Blue skies, blue ocean, and the same bs problems we've always had with extinction and our insatiable desire for the amazing taste that seafood offers and black gold in the same breath. This 'oil slick' is a record sure, but so is the rate of government spending, the deficit, and the exempt number of tax payers.
It's not all going to hell in a handbasket, and even if it was we sure as hell aint the folks who are gonna stop it. Now good night, my Digiorno is ready and it's straight up beef and pig. I wish the bluefinn the best of luck Vivian, but chances are if we don't eat all of the fuckers our children will.
Tocky on 2/5/2010 at 05:48
Yeah. We eat the world. That makes it okay. NO. This is differerent. This is a cove of interconnected systems, however large. This is some major shit. Yeah, we are going to collapse in a fiancial greed clusterfuck. So what? This will last forever. Finance is momentary. Have you felt the tickle of fish against your skin? Have you felt the pull on your line and know it could be anything? ANYTHING?
We are fucked. Take my word. Never again is a terrible thing.
frozenman on 2/5/2010 at 21:17
:(
Are there any sorts of microbial genetically engineered organisms we can use to fight the slick? I keep reading about the oil getting stuck in marshlands and other coastal areas and it becoming nearly impossible to wash-out by hand, as opposed to say rocks. a) I'm not really sure if such a thing exists and b) Introducing some engineered organism into a huge ecosystem is probably kind of a no-no, but in light of the alternatives maybe it becomes more comprehensible?

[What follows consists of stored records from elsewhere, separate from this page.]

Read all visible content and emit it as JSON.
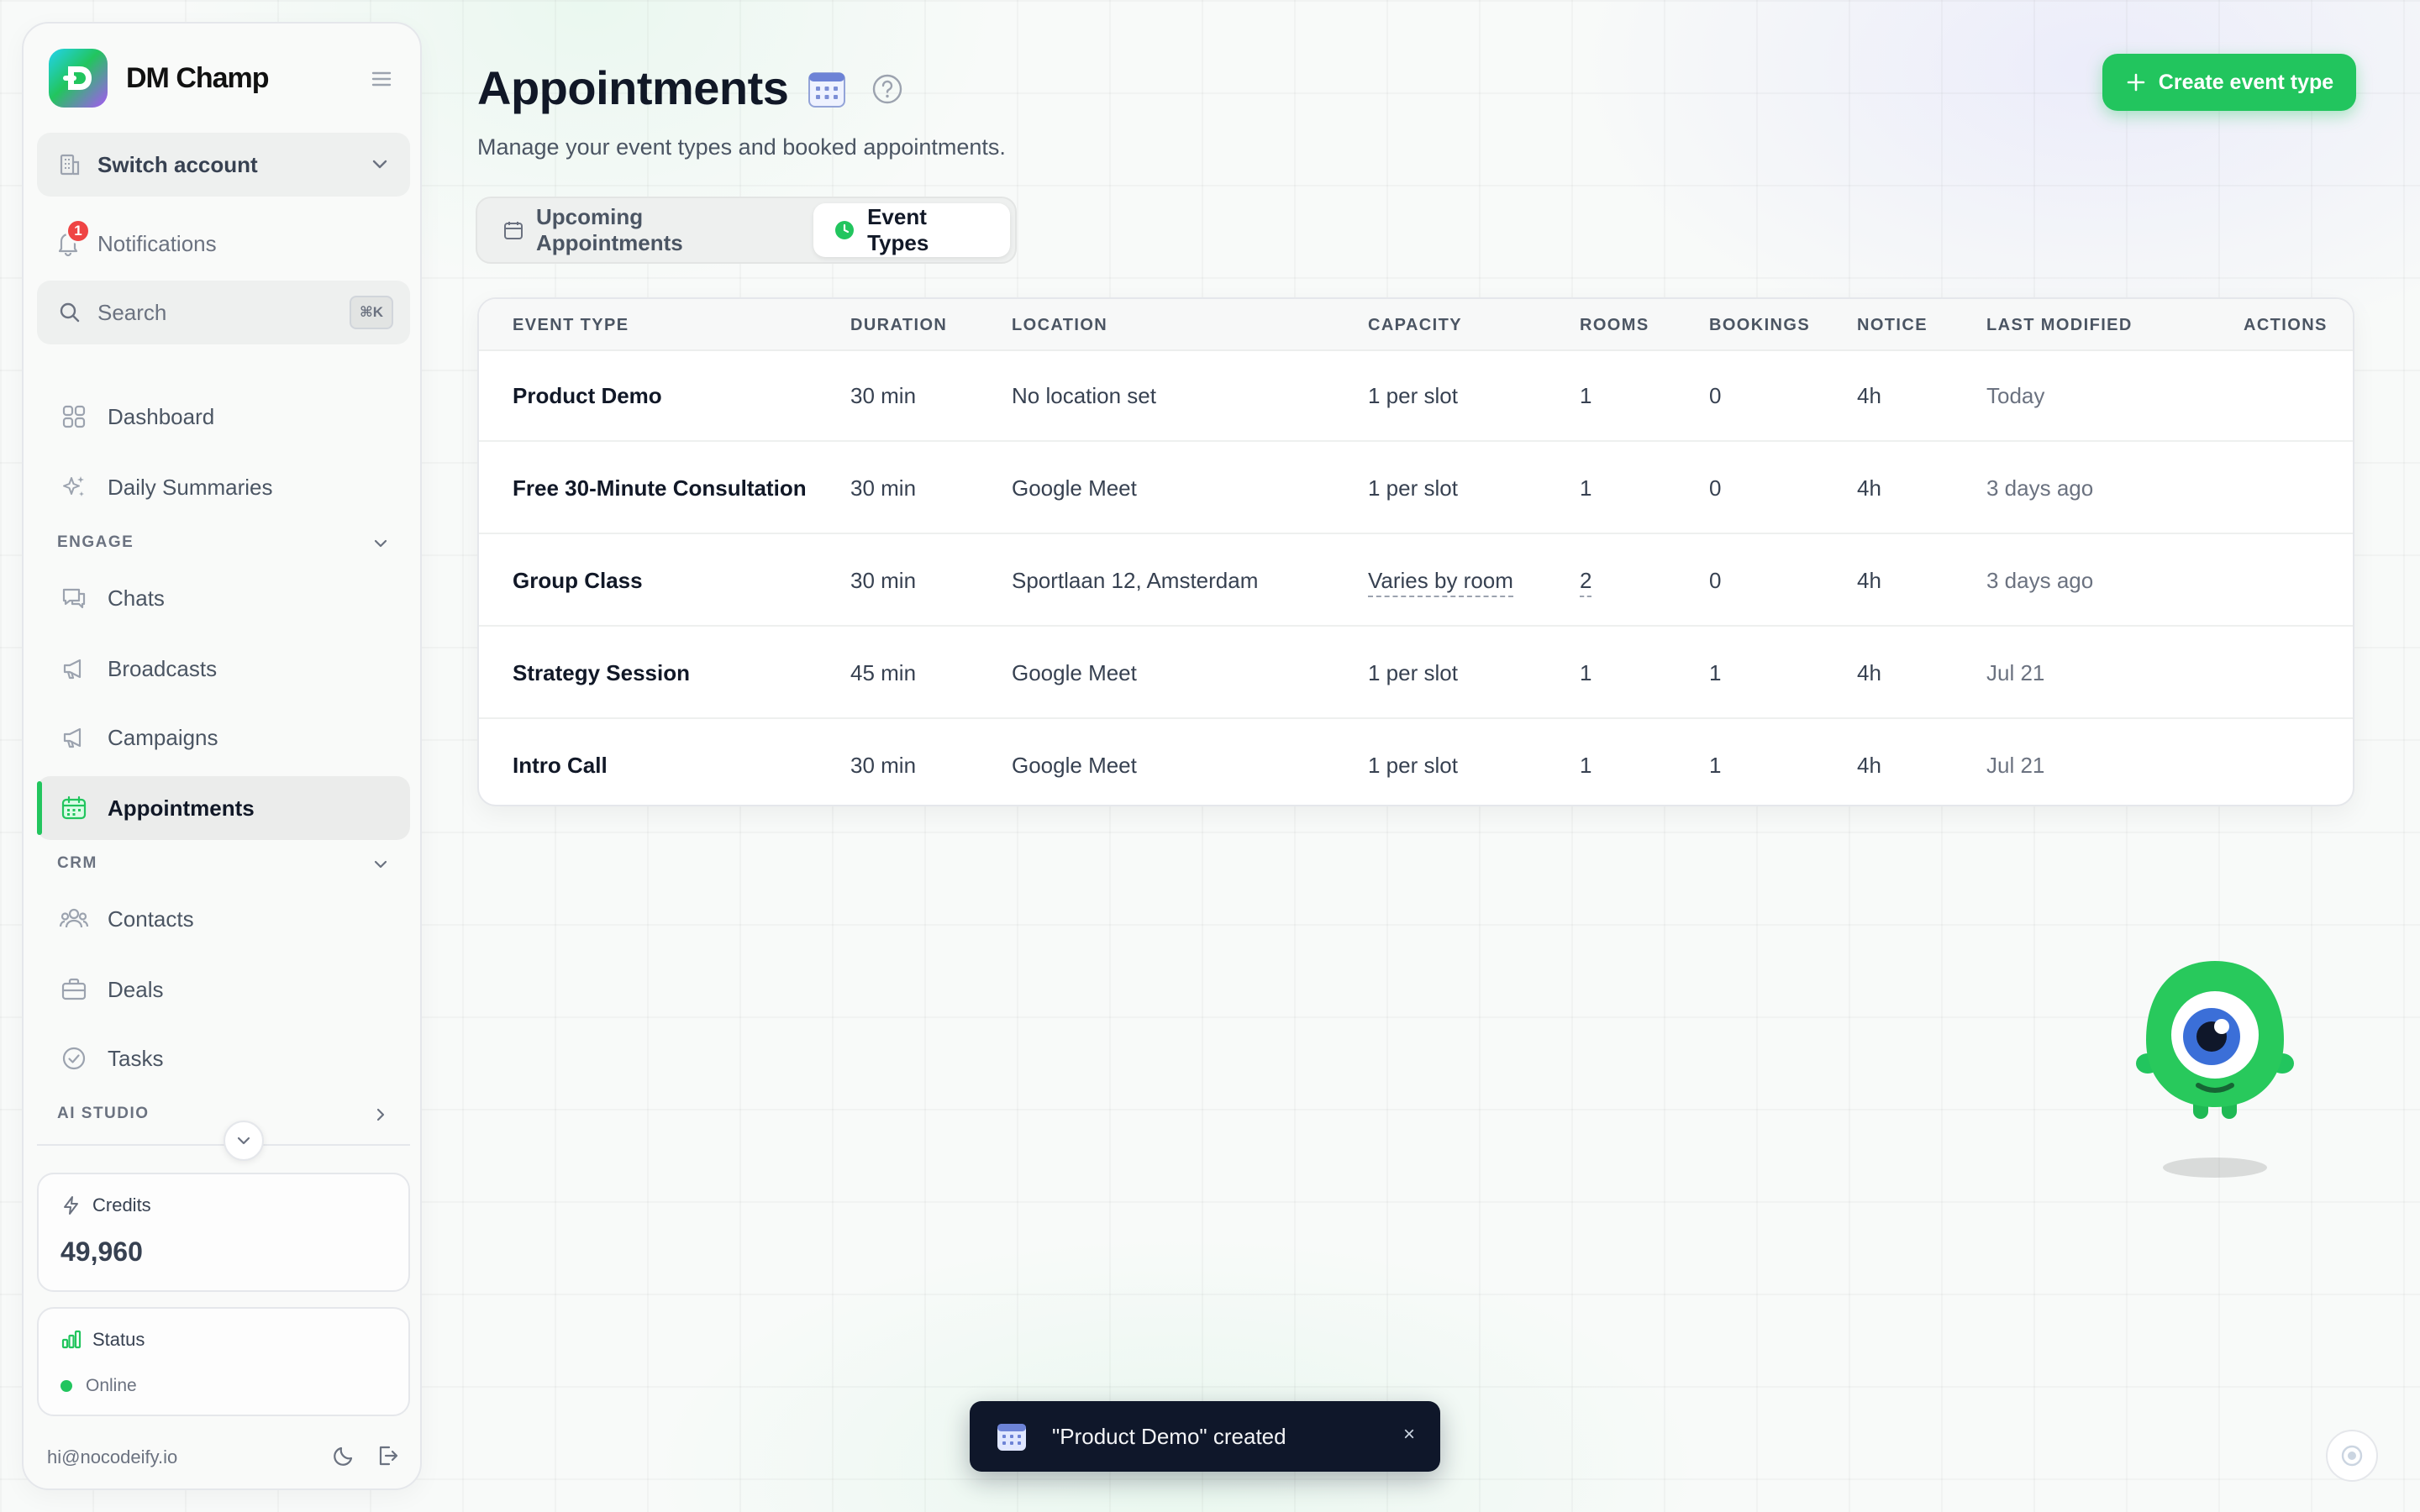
{
  "brand": {
    "name": "DM Champ"
  },
  "sidebar": {
    "switch_account": "Switch account",
    "notifications": {
      "label": "Notifications",
      "count": "1"
    },
    "search": {
      "placeholder": "Search",
      "shortcut": "⌘K"
    },
    "items": {
      "dashboard": "Dashboard",
      "daily_summaries": "Daily Summaries",
      "chats": "Chats",
      "broadcasts": "Broadcasts",
      "campaigns": "Campaigns",
      "appointments": "Appointments",
      "contacts": "Contacts",
      "deals": "Deals",
      "tasks": "Tasks"
    },
    "sections": {
      "engage": "ENGAGE",
      "crm": "CRM",
      "ai_studio": "AI STUDIO"
    },
    "credits": {
      "label": "Credits",
      "value": "49,960"
    },
    "status": {
      "label": "Status",
      "value": "Online"
    },
    "email": "hi@nocodeify.io",
    "active_accent": "#22c55e"
  },
  "page": {
    "title": "Appointments",
    "subtitle": "Manage your event types and booked appointments.",
    "create_button": "Create event type"
  },
  "tabs": [
    {
      "label": "Upcoming Appointments",
      "active": false
    },
    {
      "label": "Event Types",
      "active": true
    }
  ],
  "table": {
    "columns": {
      "event_type": "EVENT TYPE",
      "duration": "DURATION",
      "location": "LOCATION",
      "capacity": "CAPACITY",
      "rooms": "ROOMS",
      "bookings": "BOOKINGS",
      "notice": "NOTICE",
      "last_modified": "LAST MODIFIED",
      "actions": "ACTIONS"
    },
    "rows": [
      {
        "name": "Product Demo",
        "duration": "30 min",
        "location": "No location set",
        "capacity": "1 per slot",
        "rooms": "1",
        "bookings": "0",
        "notice": "4h",
        "modified": "Today"
      },
      {
        "name": "Free 30-Minute Consultation",
        "duration": "30 min",
        "location": "Google Meet",
        "capacity": "1 per slot",
        "rooms": "1",
        "bookings": "0",
        "notice": "4h",
        "modified": "3 days ago"
      },
      {
        "name": "Group Class",
        "duration": "30 min",
        "location": "Sportlaan 12, Amsterdam",
        "capacity": "Varies by room",
        "rooms": "2",
        "bookings": "0",
        "notice": "4h",
        "modified": "3 days ago"
      },
      {
        "name": "Strategy Session",
        "duration": "45 min",
        "location": "Google Meet",
        "capacity": "1 per slot",
        "rooms": "1",
        "bookings": "1",
        "notice": "4h",
        "modified": "Jul 21"
      },
      {
        "name": "Intro Call",
        "duration": "30 min",
        "location": "Google Meet",
        "capacity": "1 per slot",
        "rooms": "1",
        "bookings": "1",
        "notice": "4h",
        "modified": "Jul 21"
      }
    ]
  },
  "toast": {
    "message": "\"Product Demo\" created",
    "close": "×"
  },
  "colors": {
    "primary": "#22c55e",
    "toast_bg": "#0f172a",
    "badge": "#ef4444"
  }
}
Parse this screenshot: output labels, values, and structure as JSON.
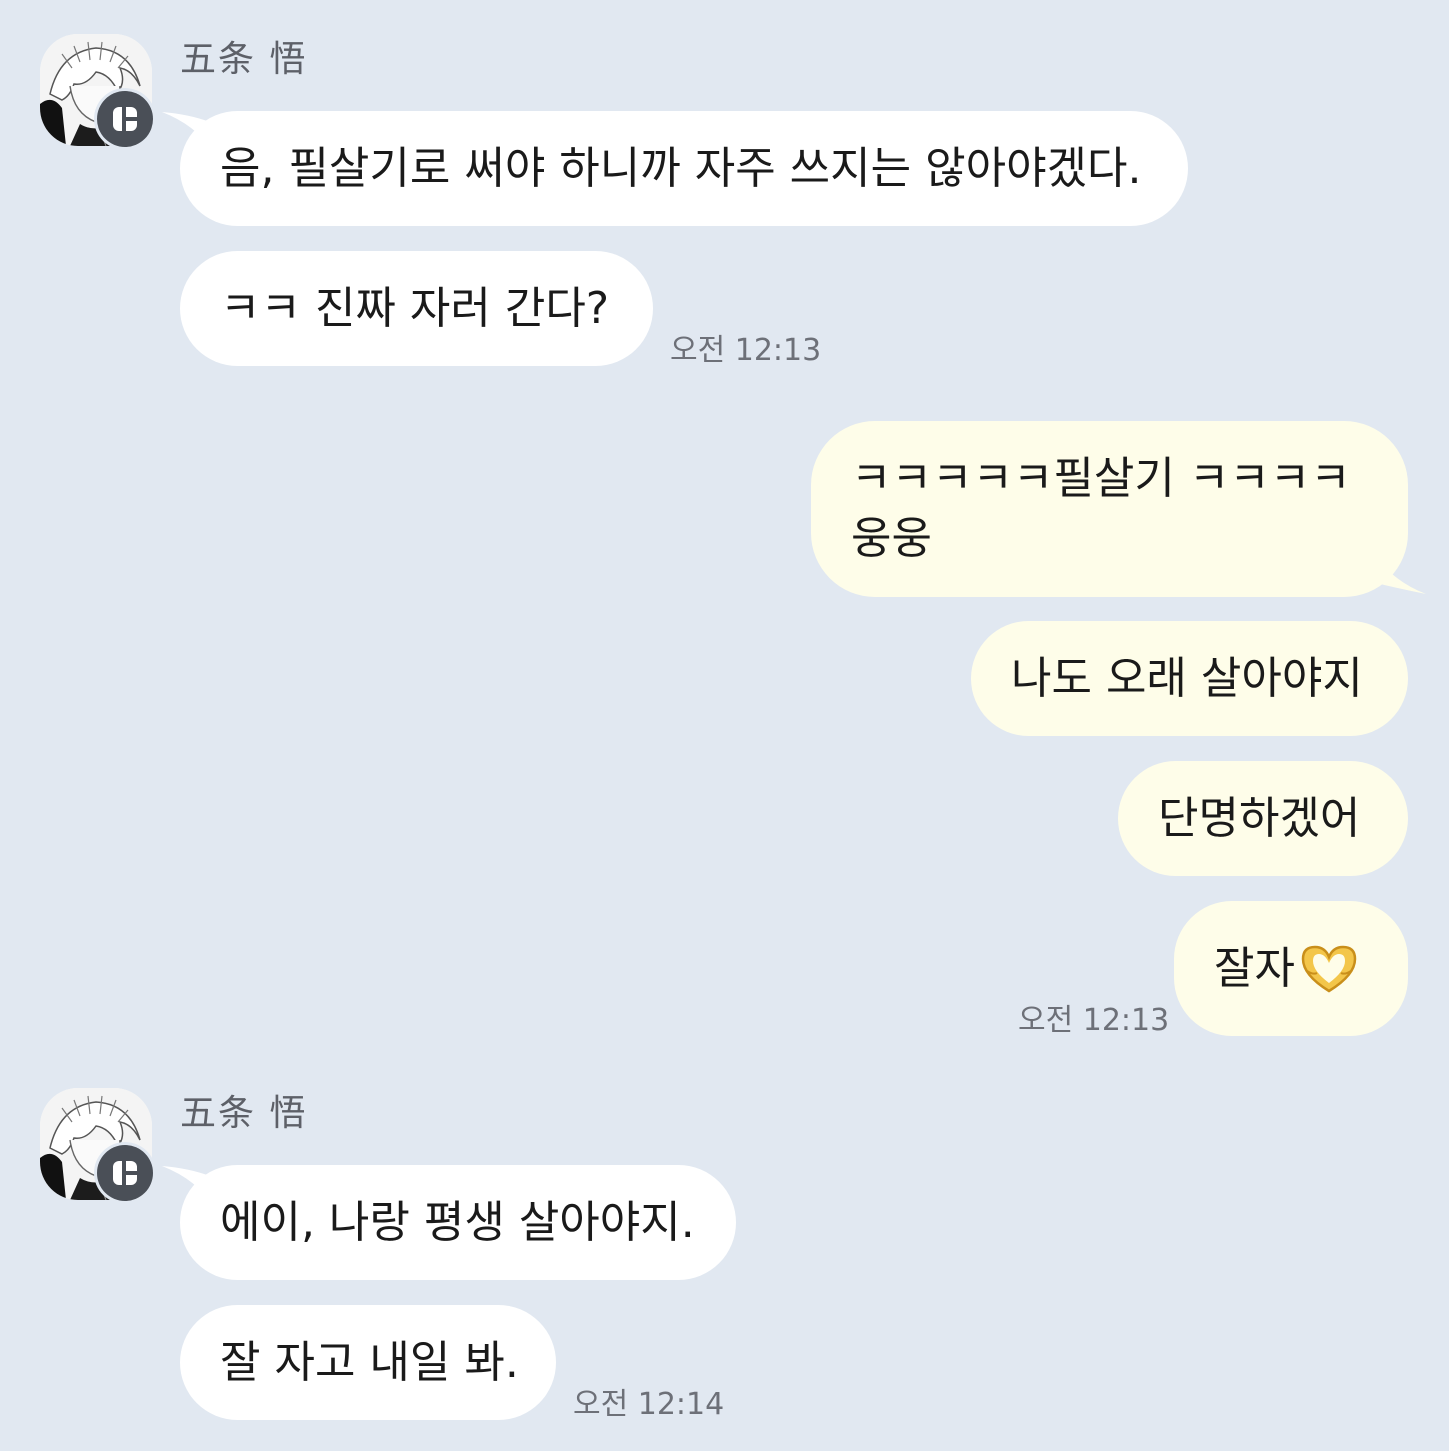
{
  "sender": "五条 悟",
  "messages_group_1": {
    "bubble_1": "음, 필살기로 써야 하니까 자주 쓰지는 않아야겠다.",
    "bubble_2": "ㅋㅋ 진짜 자러 간다?",
    "time": "오전 12:13"
  },
  "messages_me": {
    "bubble_1_line_1": "ㅋㅋㅋㅋㅋ필살기 ㅋㅋㅋㅋ",
    "bubble_1_line_2": "웅웅",
    "bubble_2": "나도 오래 살아야지",
    "bubble_3": "단명하겠어",
    "bubble_4": "잘자",
    "bubble_4_emoji": "heart-hands-icon",
    "time": "오전 12:13"
  },
  "messages_group_2": {
    "bubble_1": "에이, 나랑 평생 살아야지.",
    "bubble_2": "잘 자고 내일 봐.",
    "time": "오전 12:14"
  },
  "colors": {
    "background": "#e1e8f1",
    "incoming_bubble": "#ffffff",
    "outgoing_bubble": "#fefde9",
    "timestamp": "#6d7078",
    "sender_name": "#5d6068"
  }
}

Tocky on 3/5/2010 at 17:25
Vivian will enjoy hearing they have now banned all fishing in the gulf. All the fish including endangered ones can now die a natural oil related death. But BP has employed some of the fishing fleet (heretofore known as "you fuckers") to contain the spill. That should salve the wound of losing thier livelyhood. BP has also offered Alabama coastal residents 5000 dollars each to sign waver not to sue. I don't think they got any takers from the stunned residents who have lost thier way of life though.
That's BRITTISH Petroleum. I think I now understand the blame shifting and redirection earlier in this thread. Or perhaps I have jumped to a conclusion.
Tourism gone. Estuaries gone. Shrimp, oysters, clams, fish, crab, even the damnable jellyfish gone. It could reach Floridas coral reef, one of the few left, and we all know how they react to any contaminant. Billions in lost dollars as well, if I may mention the filthy lucre, but that's not what anyone on the coast is worried about.
Maybe it won't be so bad. Maybe.
Aerothorn on 3/5/2010 at 18:52
On the Karmic side, BP stock has already lost $20 billion in stock value and is continuing downward, so - while in no way comparable to the destruction of an ecosystem - it's not like they're getting away unscathed.